Des horloges biologiques complètement perturbées
Depuis des milliers d’années, le corps humain est fait pour consommer autant de nourriture que possible pour se préparer aux période de famine. “Il est naturel pour notre corps en tant qu'organisme de vouloir consommer le plus possible, de stocker de la graisse, car le corps ne sait pas quand le prochain repas arrive”. Cependant, à l’heure actuelle, nous n’avons plus les mêmes pressions. “Bien sûr, la nourriture est maintenant abondante, et notre prochain repas est aussi près que la cuisine, ou le drive-in du fast-food le plus proche, ou ici même sur notre bureau. Souvent, ces aliments sont riches en gras, en sucre et donc en calories, et c'est pourquoi ils ont bon goût. Il est facile de les surconsommer, et, avec le temps, cela nuit à notre santé”, explique Güler.
Par ailleurs, avant l’avènement de notre société contemporaine, les gens commençaient à travailler à l’aube, faisaient souvent des travaux manuels et aller se coucher en même temps que le soleil. Le rythme humain était donc beaucoup plus aligné avec la nature. Désormais, nous travaillons et mangeons jour et nuit sans discontinuer avec beaucoup moins d’activité physique. Par conséquent, nos horloges corporelles sont complètement perturbées.
“Ce mode de vie qui consiste à s'allumer en permanence et à manger à tout moment modifie les habitudes alimentaires et affecte la façon dont le corps utilise l'énergie. Il modifie le métabolisme — comme le montre notre étude — et conduit à l'obésité, qui provoque des maladies. Nous apprenons que le moment où nous mangeons est tout aussi important que la quantité que nous mangeons. Une calorie n'est pas seulement une calorie. Les calories consommées entre les repas ou à des heures impaires sont stockées sous forme de graisse, et c'est la recette d'une mauvaise santé”, conclut Güler.

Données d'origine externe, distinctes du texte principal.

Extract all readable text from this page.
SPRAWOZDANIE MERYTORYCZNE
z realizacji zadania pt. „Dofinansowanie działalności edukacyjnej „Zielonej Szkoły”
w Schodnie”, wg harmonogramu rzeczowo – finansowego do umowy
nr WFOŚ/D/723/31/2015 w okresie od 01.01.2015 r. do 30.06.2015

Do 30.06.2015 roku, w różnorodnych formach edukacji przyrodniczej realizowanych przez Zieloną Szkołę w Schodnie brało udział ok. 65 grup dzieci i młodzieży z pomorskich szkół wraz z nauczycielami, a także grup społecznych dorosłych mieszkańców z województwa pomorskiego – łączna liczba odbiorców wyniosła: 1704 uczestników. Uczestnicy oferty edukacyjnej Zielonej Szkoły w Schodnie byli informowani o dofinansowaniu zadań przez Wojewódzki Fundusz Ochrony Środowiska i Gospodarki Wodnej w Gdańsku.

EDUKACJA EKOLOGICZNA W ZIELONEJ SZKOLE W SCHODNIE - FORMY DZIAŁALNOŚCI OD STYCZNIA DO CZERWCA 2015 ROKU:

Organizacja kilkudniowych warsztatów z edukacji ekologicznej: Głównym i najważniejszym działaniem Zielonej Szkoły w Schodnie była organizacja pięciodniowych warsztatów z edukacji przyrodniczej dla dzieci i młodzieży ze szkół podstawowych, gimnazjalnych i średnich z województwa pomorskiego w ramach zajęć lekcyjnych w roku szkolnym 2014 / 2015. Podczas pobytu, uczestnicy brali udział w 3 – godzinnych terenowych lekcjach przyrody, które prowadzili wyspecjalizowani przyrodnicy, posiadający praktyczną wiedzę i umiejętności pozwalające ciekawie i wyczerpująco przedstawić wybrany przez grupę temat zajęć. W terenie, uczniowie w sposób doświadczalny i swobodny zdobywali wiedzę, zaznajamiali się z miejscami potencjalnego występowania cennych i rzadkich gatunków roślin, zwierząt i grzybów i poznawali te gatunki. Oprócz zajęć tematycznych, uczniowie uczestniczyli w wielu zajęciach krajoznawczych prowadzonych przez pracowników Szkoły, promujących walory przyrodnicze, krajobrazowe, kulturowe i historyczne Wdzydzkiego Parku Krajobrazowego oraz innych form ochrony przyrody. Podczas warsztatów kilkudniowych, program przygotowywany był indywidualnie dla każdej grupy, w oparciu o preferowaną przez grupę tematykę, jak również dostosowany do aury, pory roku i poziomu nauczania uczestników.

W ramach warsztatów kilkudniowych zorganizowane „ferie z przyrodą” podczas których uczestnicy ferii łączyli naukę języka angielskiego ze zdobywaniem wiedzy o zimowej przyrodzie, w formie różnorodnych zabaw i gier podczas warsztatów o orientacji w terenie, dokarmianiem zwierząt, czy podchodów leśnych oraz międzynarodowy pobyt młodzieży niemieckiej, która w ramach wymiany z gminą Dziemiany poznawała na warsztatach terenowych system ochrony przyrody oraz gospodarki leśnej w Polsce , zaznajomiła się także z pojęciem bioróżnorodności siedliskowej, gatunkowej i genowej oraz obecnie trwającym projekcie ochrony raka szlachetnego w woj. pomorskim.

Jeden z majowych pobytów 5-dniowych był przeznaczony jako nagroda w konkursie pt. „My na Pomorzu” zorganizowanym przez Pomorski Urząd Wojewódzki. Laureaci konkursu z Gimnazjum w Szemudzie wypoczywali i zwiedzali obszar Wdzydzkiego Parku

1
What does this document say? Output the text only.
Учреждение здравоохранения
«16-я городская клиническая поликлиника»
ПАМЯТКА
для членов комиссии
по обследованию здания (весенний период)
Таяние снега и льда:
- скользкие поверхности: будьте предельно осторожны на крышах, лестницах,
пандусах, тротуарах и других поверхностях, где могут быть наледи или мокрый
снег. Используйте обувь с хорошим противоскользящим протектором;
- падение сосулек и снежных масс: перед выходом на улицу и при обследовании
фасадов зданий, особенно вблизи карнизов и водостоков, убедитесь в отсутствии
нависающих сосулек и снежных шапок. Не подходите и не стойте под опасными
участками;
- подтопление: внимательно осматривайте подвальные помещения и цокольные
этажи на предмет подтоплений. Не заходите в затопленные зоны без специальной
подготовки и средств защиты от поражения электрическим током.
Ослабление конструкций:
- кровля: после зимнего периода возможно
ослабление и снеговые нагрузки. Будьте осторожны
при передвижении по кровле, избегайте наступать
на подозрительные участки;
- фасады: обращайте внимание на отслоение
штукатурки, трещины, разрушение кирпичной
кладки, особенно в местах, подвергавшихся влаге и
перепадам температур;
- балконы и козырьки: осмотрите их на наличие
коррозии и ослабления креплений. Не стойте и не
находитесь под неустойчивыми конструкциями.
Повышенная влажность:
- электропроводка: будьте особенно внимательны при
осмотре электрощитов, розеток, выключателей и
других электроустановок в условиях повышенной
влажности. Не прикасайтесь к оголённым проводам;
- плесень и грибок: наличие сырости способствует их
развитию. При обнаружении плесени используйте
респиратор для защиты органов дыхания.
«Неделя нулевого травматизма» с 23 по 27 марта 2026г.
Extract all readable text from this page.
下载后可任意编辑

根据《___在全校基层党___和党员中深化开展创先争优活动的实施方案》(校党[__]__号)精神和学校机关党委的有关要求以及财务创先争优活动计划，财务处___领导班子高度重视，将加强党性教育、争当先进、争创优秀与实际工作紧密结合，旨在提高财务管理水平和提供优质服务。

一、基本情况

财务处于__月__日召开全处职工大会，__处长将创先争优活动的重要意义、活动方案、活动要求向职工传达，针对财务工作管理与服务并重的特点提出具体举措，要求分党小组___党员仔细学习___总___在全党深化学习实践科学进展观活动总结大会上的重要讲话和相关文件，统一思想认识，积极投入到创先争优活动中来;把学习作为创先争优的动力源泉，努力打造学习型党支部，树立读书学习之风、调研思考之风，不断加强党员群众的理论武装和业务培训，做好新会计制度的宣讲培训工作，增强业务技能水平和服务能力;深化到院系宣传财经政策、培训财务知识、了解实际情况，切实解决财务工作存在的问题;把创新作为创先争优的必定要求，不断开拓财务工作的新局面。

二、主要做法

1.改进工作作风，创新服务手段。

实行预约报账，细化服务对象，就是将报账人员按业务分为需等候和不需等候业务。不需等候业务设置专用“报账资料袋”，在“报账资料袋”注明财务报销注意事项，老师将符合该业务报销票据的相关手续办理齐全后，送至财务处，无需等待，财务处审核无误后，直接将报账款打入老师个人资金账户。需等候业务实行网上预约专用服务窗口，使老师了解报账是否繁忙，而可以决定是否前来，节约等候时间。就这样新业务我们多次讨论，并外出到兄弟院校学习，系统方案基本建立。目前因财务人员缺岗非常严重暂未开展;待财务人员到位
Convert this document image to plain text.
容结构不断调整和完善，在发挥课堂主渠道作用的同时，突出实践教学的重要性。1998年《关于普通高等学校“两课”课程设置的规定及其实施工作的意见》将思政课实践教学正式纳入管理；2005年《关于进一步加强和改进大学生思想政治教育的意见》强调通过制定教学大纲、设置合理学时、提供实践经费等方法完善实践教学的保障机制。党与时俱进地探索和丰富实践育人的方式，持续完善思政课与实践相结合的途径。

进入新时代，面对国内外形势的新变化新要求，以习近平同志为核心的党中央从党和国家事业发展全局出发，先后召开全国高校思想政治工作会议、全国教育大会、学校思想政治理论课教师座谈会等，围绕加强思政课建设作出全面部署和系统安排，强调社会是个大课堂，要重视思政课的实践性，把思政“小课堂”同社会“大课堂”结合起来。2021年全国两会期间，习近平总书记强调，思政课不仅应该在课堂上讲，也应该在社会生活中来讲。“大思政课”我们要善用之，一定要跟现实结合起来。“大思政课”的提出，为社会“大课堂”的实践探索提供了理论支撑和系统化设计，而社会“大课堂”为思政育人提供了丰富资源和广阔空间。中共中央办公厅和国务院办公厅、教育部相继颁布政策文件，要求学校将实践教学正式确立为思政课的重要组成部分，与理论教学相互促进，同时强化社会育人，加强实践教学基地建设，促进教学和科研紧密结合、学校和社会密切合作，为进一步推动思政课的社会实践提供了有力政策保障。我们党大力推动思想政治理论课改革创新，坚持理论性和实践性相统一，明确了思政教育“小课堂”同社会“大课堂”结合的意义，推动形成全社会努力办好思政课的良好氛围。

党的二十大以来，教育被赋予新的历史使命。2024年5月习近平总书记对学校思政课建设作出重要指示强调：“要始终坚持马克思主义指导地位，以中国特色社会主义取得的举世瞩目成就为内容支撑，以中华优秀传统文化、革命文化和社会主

La lutte contre l’obésité continue
Conscient de ce problème majeur, les gouvernements des pays riches essayent de lutter contre l’obésité en lançant divers programmes de sensibilisation auprès des populations. En France, le 4e Programme national nutrition santé (PNNS) lancé en septembre par la ministre de la Santé a pour objectif de diminuer de 15% l’obésité dans le pays, de stabiliser le surpoids chez les adultes, de renforcer la prescription d’activité physique et de mieux prendre en charge les personnes touchées.
En décembre, si la Cour des comptes a salué cette politique “volontariste”, elle a déploré un manque de coordination. Pour être plus efficace, les experts conseillent de passer par “une régulation plus contraignante” des industriels de l’agroalimentaire. “Pour améliorer la qualité nutritionnelle des aliments, les pouvoirs publics ont (…) choisi une méthode incitative reposant sur le volontariat des industries agroalimentaires”. Or, “les résultats obtenus par cette autorégulation montrent aujourd’hui leurs limites”, estime le rapport.